Lors d’une discussion avec des citoyens marocains vivant en Algérie, le consul général du royaume à Oran a qualifié le pays d’« ennemi ».

(AFP) - L’Algérie a annoncé jeudi 14 mai avoir convoqué l’ambassadeur du Maroc après une polémique déclenchée par la diffusion sur les réseaux sociaux d’une vidéo dans laquelle un consul aurait qualifié le pays d’« ennemi » lors d’une rencontre avec des ressortissants marocains.

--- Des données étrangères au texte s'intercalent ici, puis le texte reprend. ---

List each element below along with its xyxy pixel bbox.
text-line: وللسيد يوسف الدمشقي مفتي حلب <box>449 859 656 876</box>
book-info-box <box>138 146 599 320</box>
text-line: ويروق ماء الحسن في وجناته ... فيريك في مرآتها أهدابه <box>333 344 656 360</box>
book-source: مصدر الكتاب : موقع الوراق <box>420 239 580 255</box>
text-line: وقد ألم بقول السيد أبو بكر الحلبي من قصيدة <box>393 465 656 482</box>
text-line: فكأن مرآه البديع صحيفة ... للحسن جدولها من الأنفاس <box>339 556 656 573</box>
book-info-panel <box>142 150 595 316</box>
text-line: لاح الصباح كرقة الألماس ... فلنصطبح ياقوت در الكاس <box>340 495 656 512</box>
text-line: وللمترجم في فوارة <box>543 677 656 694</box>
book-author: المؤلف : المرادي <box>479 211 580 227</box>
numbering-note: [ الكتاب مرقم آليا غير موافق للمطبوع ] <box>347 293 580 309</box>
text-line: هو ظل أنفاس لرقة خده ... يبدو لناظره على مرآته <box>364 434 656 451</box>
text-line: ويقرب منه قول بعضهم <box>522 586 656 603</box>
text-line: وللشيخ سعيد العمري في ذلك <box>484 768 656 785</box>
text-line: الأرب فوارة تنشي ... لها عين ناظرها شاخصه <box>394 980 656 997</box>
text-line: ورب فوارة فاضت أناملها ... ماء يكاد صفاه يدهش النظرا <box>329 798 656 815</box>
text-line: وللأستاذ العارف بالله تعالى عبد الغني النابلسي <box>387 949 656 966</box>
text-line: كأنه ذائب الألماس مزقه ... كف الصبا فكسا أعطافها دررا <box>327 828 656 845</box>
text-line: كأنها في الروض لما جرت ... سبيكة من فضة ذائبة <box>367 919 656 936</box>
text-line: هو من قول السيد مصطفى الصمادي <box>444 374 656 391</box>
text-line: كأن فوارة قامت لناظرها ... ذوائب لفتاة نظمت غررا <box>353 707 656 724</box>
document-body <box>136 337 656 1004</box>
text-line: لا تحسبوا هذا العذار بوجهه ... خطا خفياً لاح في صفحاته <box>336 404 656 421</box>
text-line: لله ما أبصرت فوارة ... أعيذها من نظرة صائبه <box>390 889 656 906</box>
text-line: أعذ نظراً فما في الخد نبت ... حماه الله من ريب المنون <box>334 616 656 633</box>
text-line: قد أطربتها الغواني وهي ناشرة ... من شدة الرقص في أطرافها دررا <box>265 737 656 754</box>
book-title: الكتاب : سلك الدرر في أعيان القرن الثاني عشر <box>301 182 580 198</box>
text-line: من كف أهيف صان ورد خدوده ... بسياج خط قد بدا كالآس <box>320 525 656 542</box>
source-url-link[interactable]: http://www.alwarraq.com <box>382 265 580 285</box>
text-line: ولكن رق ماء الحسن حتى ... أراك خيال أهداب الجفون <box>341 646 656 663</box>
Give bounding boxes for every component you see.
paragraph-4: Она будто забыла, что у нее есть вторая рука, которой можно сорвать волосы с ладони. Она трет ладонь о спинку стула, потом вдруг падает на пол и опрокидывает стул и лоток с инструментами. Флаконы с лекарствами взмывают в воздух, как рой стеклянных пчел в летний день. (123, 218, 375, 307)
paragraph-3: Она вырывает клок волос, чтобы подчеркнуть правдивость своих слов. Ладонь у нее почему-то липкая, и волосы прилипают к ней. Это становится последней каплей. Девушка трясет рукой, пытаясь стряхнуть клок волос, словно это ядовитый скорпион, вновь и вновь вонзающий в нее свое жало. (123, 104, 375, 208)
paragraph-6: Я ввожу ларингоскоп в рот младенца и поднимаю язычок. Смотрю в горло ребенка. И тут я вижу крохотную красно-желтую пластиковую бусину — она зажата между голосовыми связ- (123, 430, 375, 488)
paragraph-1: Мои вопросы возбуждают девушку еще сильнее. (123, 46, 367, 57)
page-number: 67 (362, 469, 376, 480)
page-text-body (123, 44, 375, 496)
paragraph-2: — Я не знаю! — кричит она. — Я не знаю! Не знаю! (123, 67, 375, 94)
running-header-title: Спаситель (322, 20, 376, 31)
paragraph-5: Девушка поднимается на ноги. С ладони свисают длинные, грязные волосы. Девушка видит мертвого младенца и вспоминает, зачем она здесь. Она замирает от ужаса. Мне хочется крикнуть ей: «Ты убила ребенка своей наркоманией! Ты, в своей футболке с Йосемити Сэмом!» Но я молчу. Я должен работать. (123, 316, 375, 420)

Les relations entre l’Algérie et le Maroc sont très délicates à cause du conflit du Sahara occidental et la frontière commune est fermée depuis 1994.

Le ministre des affaires étrangères algérien Sabri Boukadoum a convoqué le diplomate mercredi pour « le confronter aux propos du consul général du Maroc à Oran lors d’un échange avec des citoyens marocains », selon le ministère.

« Si elle venait à être établie », la qualification de l’Algérie comme un « pays ennemi par le consul est une violation grave des us et coutumes diplomatiques », ajoute le ministère dans un communiqué relayé via l’agence APS. Alger appelle « les autorités marocaines à prendre les mesures appropriées pour éviter toute répercussion de cet incident sur les relations bilatérales », conclut le communiqué.

« Alimenter le séparatisme »

Une vidéo massivement partagée ces derniers jours montre un homme présenté comme le consul du Maroc à Oran en train de parler à des Marocains qui protestent contre les difficultés pour rentrer dans leur pays, alors que la pandémie de coronavirus a entraîné une fermeture soudaine des frontières mi-mars. Le diplomate tente d’expliquer les difficultés rencontrées dans leur rapatriement, et on l’entend dire : « Nous sommes dans un pays ennemi, je vous le dis franchement. »

Début mai, le ministre marocain des affaires étrangères Nasser Bourita avait déploré qu’un « pays voisin continue d’alimenter le séparatisme », dans un discours cité par l’agence marocaine de presse MAP qui a précisé que ces propos faisaient référence à l’Algérie.

La question du statut du Sahara occidental oppose depuis des décennies le Maroc aux indépendantistes du Front Polisario, soutenus par l’Algérie. Cette vaste étendue désertique bordée par l’Atlantique est en grande partie contrôlée par le Maroc, qui propose un plan d’autonomie sous sa souveraineté. Le Polisario réclame un référendum d’autodétermination. Les négociations pilotées par les Nations unies sont au point mort depuis plusieurs mois.

A l’occasion de l’élection en décembre 2019 du président algérien Abdelmadjid Tebboune, le roi du Maroc Mohammed VI avait appelé à tourner une « nouvelle page » dans les relations entre son pays et l’Algérie.